Queries into the fulltext index should be passed under the
C<SFT> ("search full text") parameter, in addition to the
usual C<S> parameter (search in metadata record). So for
example
will search records containing the word "2007" and having an attached
document in which there is the word "perl". Queries can of course be
much more complex, with boolean operators, parentheses, excluded words, etc.
--- see L<Search::Indexer> and L<Query::Parser>.
Indexing requires some mechanism to convert attached documents
into plain text. This cannot be guessed by the present class,
so you should write a subclass that implements such
conversions; see the L</SUBCLASSING> section below.
=head1 RESERVED FIELD NAMES
Records retrieved from a fulltext search will have two
additional fields : C<score> (how well the document
matched the query) and C<excerpts> (strings
of text fragments close to the searched words).
Therefore those field names should not be present
as regular fields in the data file.
=head1 CONFIGURATION
=head2 [fields]
upload fieldname1
upload fieldname2 = indexed
Currently only one single upload field can be indexed
within a given application.
=head2 subclassing
This class relies on the L</indexed_doc_content> method
for converting attached documents into plain text, which
is a prerequisite to perform the indexing. The default
implementation of L</indexed_doc_content> just returns
the raw file content, so it is most likely inappropriate
to suit your needs; therefore you should write a subclass
that overrides this method, and then associate this subclass
to your application within the configuration file :
[application]
class = My::Subclass::Of::File::Tabular::Web::Attachements::Indexed
=head2 Asynchronous indexing
If your uploaded documents are Microsoft Office or OpenOffice
documents, it may be too costly to convert them on the fly, while
answering the HTTP request. A way to deal with this is to
override the L</after_add_attachment> and
L</before_delete_attachment> methods : instead of
performing immediate adds or deletions into the index,
these method can write indexing requests into an event queue.
A separate process then reads the event queue and
performs the indexing operations.
=head1 METHODS
=head2 app_initialize
Calls the L<parent method|File::Tabular::Web::Attachments/app_initialize>;
records in C<< $self->{app}{indexed_field} >> which is the name
of the indexed field.
=head2 words_queried
Returns a list of words queried either in the C<S> or C<SFT> parameters.
=head2 log_search
Logs both the C<S> and C<SFT> parameters.
=head2 before_search
Performs the fulltext search, and combines the results
into the usual search string coming from the C<S> parameter.
=head2 search
Calls the L<parent method|File::Tabular::Web/search>
and adds a C<score> field into each record.
=head2 sort_and_slice
Calls the L<parent method|File::Tabular::Web/sort_and_slice>
and adds excerpts of the searched words from attached documents
into each record of the slice.
=head2 add_excerpts
Implementation to find excerpts of searched word within
attached documents and add them into the result set.

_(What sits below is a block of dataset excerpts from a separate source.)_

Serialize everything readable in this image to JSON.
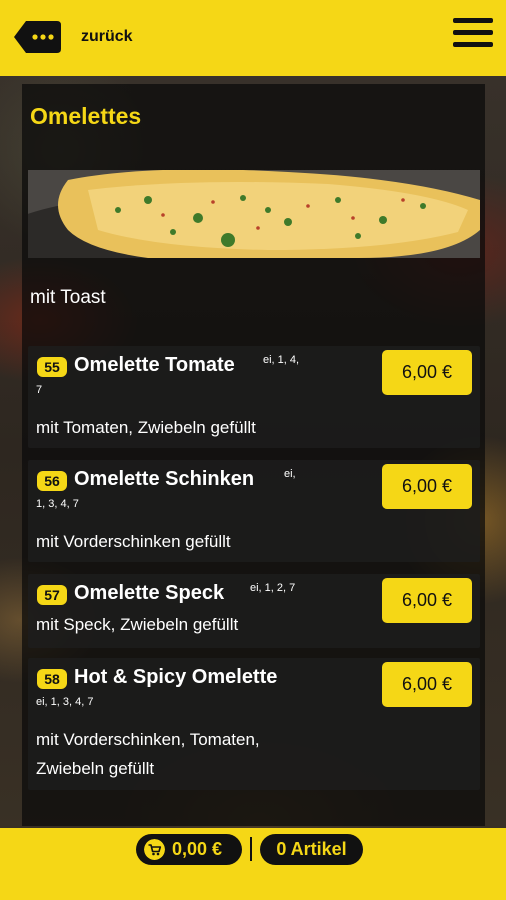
{
  "header": {
    "back_label": "zurück",
    "back_icon": "back-arrow-dots-icon",
    "menu_icon": "hamburger-menu-icon"
  },
  "section": {
    "title": "Omelettes",
    "subtitle": "mit Toast"
  },
  "items": [
    {
      "number": "55",
      "name": "Omelette Tomate",
      "allergens_line1": "ei, 1, 4,",
      "allergens_line2": "7",
      "description": "mit Tomaten, Zwiebeln gefüllt",
      "price": "6,00 €"
    },
    {
      "number": "56",
      "name": "Omelette Schinken",
      "allergens_line1": "ei,",
      "allergens_line2": "1, 3, 4, 7",
      "description": "mit Vorderschinken gefüllt",
      "price": "6,00 €"
    },
    {
      "number": "57",
      "name": "Omelette Speck",
      "allergens_line1": "ei, 1, 2, 7",
      "allergens_line2": "",
      "description": "mit Speck, Zwiebeln gefüllt",
      "price": "6,00 €"
    },
    {
      "number": "58",
      "name": "Hot & Spicy Omelette",
      "allergens_line1": "",
      "allergens_line2": "ei, 1, 3, 4, 7",
      "description_line1": "mit Vorderschinken, Tomaten,",
      "description_line2": "Zwiebeln gefüllt",
      "price": "6,00 €"
    }
  ],
  "footer": {
    "cart_icon": "shopping-cart-icon",
    "cart_total": "0,00 €",
    "items_count": "0 Artikel"
  },
  "colors": {
    "accent": "#f5d716",
    "panel": "#0a0a0a"
  }
}
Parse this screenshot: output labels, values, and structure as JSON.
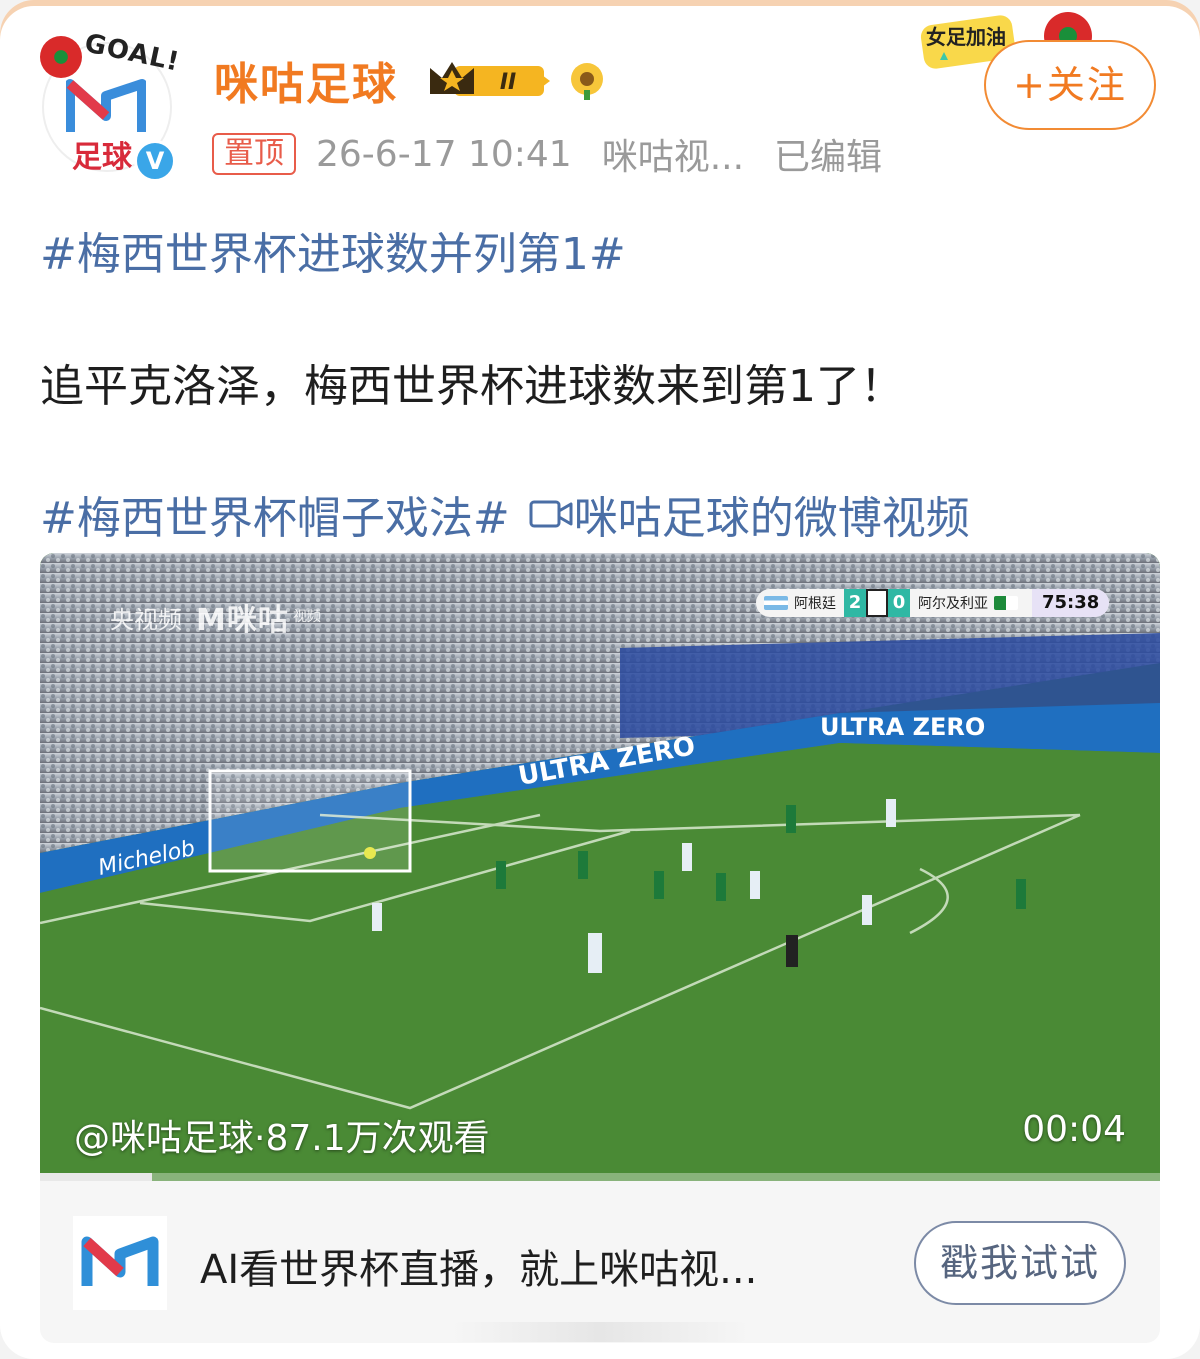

=head2 params_for_next_slice
Returns a string repeating the search parameters, for
generating URLs to the next or previous slice.
=head2 after_add_attachment
Performs the indexing of the attached document
=head2 before_delete_attachment
Removes the document from the index.
=head2 indexed_doc_content
my $plain_text = $self->indexed_doc_content($record);
Returns the plain text representation of the document attached
to C<$record>. To get to the actual file, your implementation
can access
my $path = $self->upload_fullpath($record, $self->{indexed_field});